Surely someone will say “but that contraction is due to global sentiment. The Boomers are a U.S. phenomenon”. Surely you’ve heard of the concept of “coupling”? By that expression, we mean the close-coupling of global economies, and the unfortunate reality is that the U.S. consumer provided most of the demand for export products from around the world, so long as the Ponzi-Economy Myth remained un-contested.
Now the Boomers’ wealth-effect consumption has stopped, cold. The world economy may well take decades to recover from the sudden removal of this demand. Whatever the effect of the Ponzi-collapse on the world economy, the effect on the Boomers themselves has been shattering. For many it has shaken their entire economic foundation, and many people are realizing that their dreams of retirement have vanished – they may not be able to retire, ever!

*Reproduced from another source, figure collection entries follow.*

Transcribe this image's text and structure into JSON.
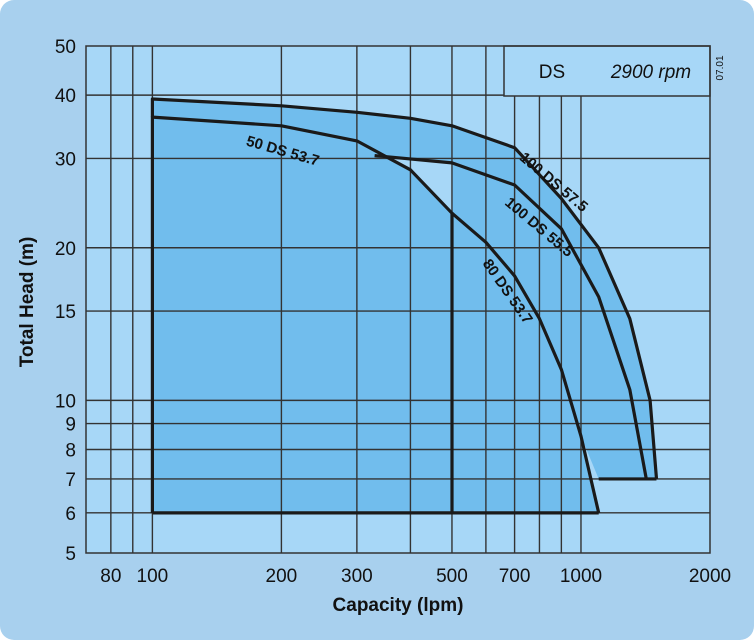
{
  "chart_data": {
    "type": "area",
    "title": "",
    "xlabel": "Capacity (lpm)",
    "ylabel": "Total Head (m)",
    "x_scale": "log",
    "y_scale": "log",
    "xlim": [
      70,
      2000
    ],
    "ylim": [
      5,
      50
    ],
    "x_ticks": [
      80,
      100,
      200,
      300,
      500,
      700,
      1000,
      2000
    ],
    "x_tick_labels": [
      "80",
      "100",
      "200",
      "300",
      "500",
      "700",
      "1000",
      "2000"
    ],
    "x_gridlines": [
      80,
      90,
      100,
      200,
      300,
      400,
      500,
      600,
      700,
      800,
      900,
      1000
    ],
    "y_ticks": [
      5,
      6,
      7,
      8,
      9,
      10,
      15,
      20,
      30,
      40,
      50
    ],
    "y_tick_labels": [
      "5",
      "6",
      "7",
      "8",
      "9",
      "10",
      "15",
      "20",
      "30",
      "40",
      "50"
    ],
    "grid": true,
    "legend_box": {
      "series": "DS",
      "speed": "2900 rpm",
      "code": "07.01"
    },
    "colors": {
      "background": "#a8d0ee",
      "plot_area": "#a7d7f7",
      "fill_region": "#71bded",
      "grid": "#333333",
      "curve": "#1a1a1a"
    },
    "regions": [
      {
        "name": "50 DS 53.7",
        "boundary": [
          [
            100,
            6
          ],
          [
            100,
            36.2
          ],
          [
            200,
            34.8
          ],
          [
            300,
            32.5
          ],
          [
            400,
            28.5
          ],
          [
            500,
            23.4
          ],
          [
            500,
            6
          ]
        ]
      },
      {
        "name": "80 DS 53.7",
        "boundary": [
          [
            500,
            6
          ],
          [
            500,
            23.4
          ],
          [
            600,
            20.5
          ],
          [
            700,
            17.6
          ],
          [
            800,
            14.5
          ],
          [
            900,
            11.5
          ],
          [
            1000,
            8.5
          ],
          [
            1100,
            6
          ]
        ]
      },
      {
        "name": "100 DS 55.5",
        "boundary": [
          [
            330,
            30.4
          ],
          [
            500,
            29.4
          ],
          [
            700,
            26.6
          ],
          [
            900,
            21.8
          ],
          [
            1100,
            16
          ],
          [
            1300,
            10.5
          ],
          [
            1420,
            7
          ]
        ]
      },
      {
        "name": "100 DS 57.5",
        "boundary": [
          [
            100,
            39.3
          ],
          [
            200,
            38.1
          ],
          [
            300,
            37
          ],
          [
            400,
            36
          ],
          [
            500,
            34.8
          ],
          [
            700,
            31.5
          ],
          [
            900,
            25
          ],
          [
            1100,
            20
          ],
          [
            1300,
            14.5
          ],
          [
            1450,
            10
          ],
          [
            1500,
            7
          ]
        ]
      }
    ],
    "series_labels": [
      "50 DS 53.7",
      "100 DS 57.5",
      "100 DS 55.5",
      "80 DS 53.7"
    ]
  }
}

The Future of the Boomers – the Bust Generation
No matter what happens in the economy, Boomers will need to live and will have the political influence to impel other generations into supporting them, in some way or another. Boomers are aging, and that means they’ll need ever increasing health care. This is an interesting paradox for Boomers and the entire country. The common assumption is that aging Boomers will cause the health care system to expand and there will be lots of money to be made. The reality is that Boomers may drive up the demand but have few resources to pay for all this demand. Where is the money going to come from, especially when governments are already running huge deficits that will have to be repaid by the younger generations? How can the advanced economies governments take on ever more entitlements in a time of decreasing tax revenues and spiraling deficits. Something will have to give, and it will.

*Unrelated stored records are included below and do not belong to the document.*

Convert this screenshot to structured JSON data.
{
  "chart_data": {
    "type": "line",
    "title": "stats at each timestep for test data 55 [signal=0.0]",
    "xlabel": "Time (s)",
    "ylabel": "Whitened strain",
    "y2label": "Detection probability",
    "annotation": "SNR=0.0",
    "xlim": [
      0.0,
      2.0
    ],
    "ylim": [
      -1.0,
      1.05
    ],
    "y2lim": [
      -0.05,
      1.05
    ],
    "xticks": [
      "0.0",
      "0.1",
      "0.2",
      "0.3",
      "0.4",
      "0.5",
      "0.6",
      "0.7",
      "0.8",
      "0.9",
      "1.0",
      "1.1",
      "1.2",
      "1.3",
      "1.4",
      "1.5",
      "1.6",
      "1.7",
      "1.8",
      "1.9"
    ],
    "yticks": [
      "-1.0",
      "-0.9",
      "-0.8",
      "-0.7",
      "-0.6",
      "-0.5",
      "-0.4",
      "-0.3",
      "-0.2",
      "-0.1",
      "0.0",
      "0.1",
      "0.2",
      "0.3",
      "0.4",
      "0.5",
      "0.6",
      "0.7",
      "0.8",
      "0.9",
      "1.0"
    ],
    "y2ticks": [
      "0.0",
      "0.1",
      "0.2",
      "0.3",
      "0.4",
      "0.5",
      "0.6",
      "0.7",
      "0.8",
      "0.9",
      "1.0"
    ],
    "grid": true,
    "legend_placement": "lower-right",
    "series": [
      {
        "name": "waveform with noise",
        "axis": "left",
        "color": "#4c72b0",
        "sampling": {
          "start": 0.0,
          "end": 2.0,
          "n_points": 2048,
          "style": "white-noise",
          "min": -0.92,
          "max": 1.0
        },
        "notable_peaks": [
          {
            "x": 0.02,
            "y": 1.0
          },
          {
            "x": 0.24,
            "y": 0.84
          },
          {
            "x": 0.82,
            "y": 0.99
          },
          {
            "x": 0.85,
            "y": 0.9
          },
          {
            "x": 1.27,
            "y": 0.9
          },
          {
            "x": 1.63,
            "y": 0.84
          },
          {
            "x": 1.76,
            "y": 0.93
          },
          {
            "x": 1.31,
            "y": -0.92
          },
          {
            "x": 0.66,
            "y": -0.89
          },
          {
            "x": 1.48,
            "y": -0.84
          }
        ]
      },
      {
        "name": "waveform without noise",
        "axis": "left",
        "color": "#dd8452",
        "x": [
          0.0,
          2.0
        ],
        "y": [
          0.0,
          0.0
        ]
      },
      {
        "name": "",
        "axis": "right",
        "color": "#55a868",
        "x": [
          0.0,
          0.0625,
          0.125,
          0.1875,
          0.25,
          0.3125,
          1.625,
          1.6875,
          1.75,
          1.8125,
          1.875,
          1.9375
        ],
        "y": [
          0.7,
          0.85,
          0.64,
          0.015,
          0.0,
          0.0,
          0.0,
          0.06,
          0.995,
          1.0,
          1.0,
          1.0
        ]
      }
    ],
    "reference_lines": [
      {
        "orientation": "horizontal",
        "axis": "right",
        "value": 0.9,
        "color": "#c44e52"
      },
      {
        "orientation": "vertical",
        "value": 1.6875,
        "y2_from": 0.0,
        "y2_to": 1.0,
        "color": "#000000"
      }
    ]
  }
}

Many Boomers are relying on pensions and government Social Security programs. They face longer life spans, but this also comes with increased costs in later life. They will be collecting, not contributing. And why shouldn’t they – they built the economy and they feel they deserve to bask in their twilight. Unfortunately, the economic realities are very different from the way it should be.
The Boomer’s demand has been severely curtailed, much earlier than many of them expected. With 401K’s and home equity gone, with pensions suspect and Social Security a ticking time bomb, Boomers are cutting back. A natural part of aging – the desire to simplify, has been brought front and center into the Boomer’s consciousness. They realize their jeopardy and they are reacting. The transformation is not an unnatural one. Aging people naturally want less and less to take care of. Less yard work, less responsibility, fewer consumer goods, less gadgets, more simplified lives. This is a normal part of aging for most people. We have seen it happen in all generations as they age. Retirement villages will grow or families will go back to multi generational configurations like in past generations and in many other countries.
What Does It Mean for the Economy of Tomorrow?
The trend for the Boomer’s economic tide is clear – it’s going out. The trend of the underlying economic math is also clear – it doesn’t work. When economists build their projections for future growth assuming trendlines will move as they have in the past, they risk missing this important generational wave. The Boomer bubble will not be reflated; our nation’s current economic policies are pushing on a string. The assumptions of economists and policy makers will almost certainly prove to be too optimistic. As in other things that need ‘fixing’ in the global ecomony, the fixes will have to come, bottom up, from the next generation and from Boomers working from a new foundation with an entirely new set of assumptions. The future is not going to look or act like the recent past because the Boomers are now bust. Now we must deal with the consequences.